Rukka Sombolinggi, Sekretaris Jenderal Aliansi Masyarakat Adat Nusantara (AMAN) mengatakan, lebih 20 tahun perjuangan AMAN sudah ada perubahan atas pengakuan hak masyarakat adat. Ada kemenangan-kemenangan patut dicatat, ada pencapaian dan penghargaan dari berbagai pihak baik daerah, nasional, regional dan internasional.

Namun, katanya, masih banyak tantangan harus masyarakat adat hadapi bersama, salah satu, agar hak mereka tak terpinggirkan secara politik dan ekonomi.

Pemerintah pun, katanya, belum menunjukkan komitmen serius buat menghadirkan Undang-undang Masyarakat Hukum Adat. “Ini sebagai payung hukum mengakui dan melindungi hak-hak masyarakat adat secara komprehensif,” katanya, dalam jumpa media persiapan memperingati Hari Masyarakat Adat Sedunia, di Jakarta, pekan lalu.
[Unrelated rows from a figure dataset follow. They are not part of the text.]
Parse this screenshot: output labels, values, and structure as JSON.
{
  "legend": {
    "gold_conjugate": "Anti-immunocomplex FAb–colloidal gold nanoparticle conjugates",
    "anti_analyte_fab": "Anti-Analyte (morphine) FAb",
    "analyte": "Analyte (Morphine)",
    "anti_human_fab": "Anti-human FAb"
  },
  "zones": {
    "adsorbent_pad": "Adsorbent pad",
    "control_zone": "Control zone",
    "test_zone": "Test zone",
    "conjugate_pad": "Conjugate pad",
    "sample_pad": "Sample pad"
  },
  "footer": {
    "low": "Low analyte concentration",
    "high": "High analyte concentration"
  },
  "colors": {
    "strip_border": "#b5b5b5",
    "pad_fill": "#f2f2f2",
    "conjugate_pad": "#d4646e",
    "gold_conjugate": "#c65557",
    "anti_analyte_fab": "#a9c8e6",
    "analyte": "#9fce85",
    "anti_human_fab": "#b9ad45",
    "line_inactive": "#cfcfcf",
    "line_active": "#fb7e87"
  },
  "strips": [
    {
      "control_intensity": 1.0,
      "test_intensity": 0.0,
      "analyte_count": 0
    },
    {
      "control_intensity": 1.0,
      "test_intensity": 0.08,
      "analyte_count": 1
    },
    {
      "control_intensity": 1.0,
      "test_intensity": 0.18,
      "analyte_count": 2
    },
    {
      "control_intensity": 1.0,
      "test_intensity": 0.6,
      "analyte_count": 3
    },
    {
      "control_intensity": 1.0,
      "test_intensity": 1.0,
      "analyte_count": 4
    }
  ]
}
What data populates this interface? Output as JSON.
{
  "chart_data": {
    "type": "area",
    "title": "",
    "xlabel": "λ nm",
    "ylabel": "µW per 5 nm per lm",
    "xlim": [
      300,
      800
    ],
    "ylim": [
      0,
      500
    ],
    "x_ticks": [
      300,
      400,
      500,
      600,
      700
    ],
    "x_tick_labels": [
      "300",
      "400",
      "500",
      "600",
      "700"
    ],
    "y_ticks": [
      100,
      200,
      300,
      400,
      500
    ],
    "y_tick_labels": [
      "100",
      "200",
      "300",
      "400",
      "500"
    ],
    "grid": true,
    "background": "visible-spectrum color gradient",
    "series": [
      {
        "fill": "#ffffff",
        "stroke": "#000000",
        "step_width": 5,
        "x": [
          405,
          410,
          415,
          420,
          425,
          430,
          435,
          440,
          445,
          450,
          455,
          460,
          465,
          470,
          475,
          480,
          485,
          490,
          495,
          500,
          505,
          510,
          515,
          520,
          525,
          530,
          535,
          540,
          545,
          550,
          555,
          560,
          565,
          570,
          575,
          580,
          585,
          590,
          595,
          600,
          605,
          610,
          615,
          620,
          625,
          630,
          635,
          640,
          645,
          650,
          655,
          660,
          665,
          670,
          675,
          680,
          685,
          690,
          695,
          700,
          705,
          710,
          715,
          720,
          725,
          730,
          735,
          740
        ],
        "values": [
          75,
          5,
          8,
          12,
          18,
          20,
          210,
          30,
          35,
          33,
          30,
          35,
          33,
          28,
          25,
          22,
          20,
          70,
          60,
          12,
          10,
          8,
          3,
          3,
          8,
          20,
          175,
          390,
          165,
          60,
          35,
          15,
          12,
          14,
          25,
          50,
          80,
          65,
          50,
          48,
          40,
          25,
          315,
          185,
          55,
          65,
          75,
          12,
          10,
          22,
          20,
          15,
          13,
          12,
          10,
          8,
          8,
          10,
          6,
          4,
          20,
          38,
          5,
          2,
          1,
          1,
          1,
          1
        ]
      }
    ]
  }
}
Rancangan UU Masyarakat Adat, jadi inisiatif DPR periode ini. Sudah pembahasan, tetapi tersendat di pemerintah yang tak jua mengirimkan daftar inventarisasi masalah (DIM) kepada DPR. Padahal, Presiden Joko Widodo, berulang kali mengingatkan jajarannya agar serius mendorong RUU Masyarakat Adat. Periode Pemerintahan Presiden Susilo Bambang Yudhoyono, RUU Masyarakat Adat juga jadi inisiatif DPR. Dalam pembahasan, Kementerian Kehutanan, kala itu juga minim komitmen hingga pengesahan tertunda.

Rukka bilang, tumpang tindih UU sektoral menyebabkan perlindungan hak-hak masyarakat adat belum maksimal dan perampaasan wilayah-wilayah adat berujung konflik masih terus terjadi. Terlebih, katanya, perkembangan pembangunan masih berorientasi pada peningkatan ekonomi makro juga mempengaruhi eksistensi, identitas dan ketahanan dari tatanan kehidupan masyarakat adat.

”Pengembalian wilayah adat pun masih terbatas hanya hutan adat, belum menyentuh pengembalian wilayah adat secara utuh,” katanya.

Padahal, pemerintah sedang gencar mencari cara mitigasi dan adaptasi perubahan iklim. Pengakuan dan perlindungan masyarakat adat, katanya, salah satu cara efektif. Masyarakat adat, kata Rukka, sudah teruji menjadi penjaga hutan karena merupakan tempat hidup mereka.

Mina Susana Setra, dari AMAN mengatakan, selama 20 tahun gerakan masyarakat adat alami naik turun. ”Kami akui progres itu ada banyak. Tahun 1999, masih banyak konfrontasi masyarakat adat dengan perusahaan dan pemerintah,” katanya.

Harapan tertinggi komunitas adat, katanya, dengan pengesahan UU Masyarakat Adat. ”Ini yang mau kita dorong bersama, ini komitmen Jokowi (Presiden Joko Widodo-red) tahun pertama dan belum terwujud. Ini penting menjaga hak-hak masyarakat adat,” katanya.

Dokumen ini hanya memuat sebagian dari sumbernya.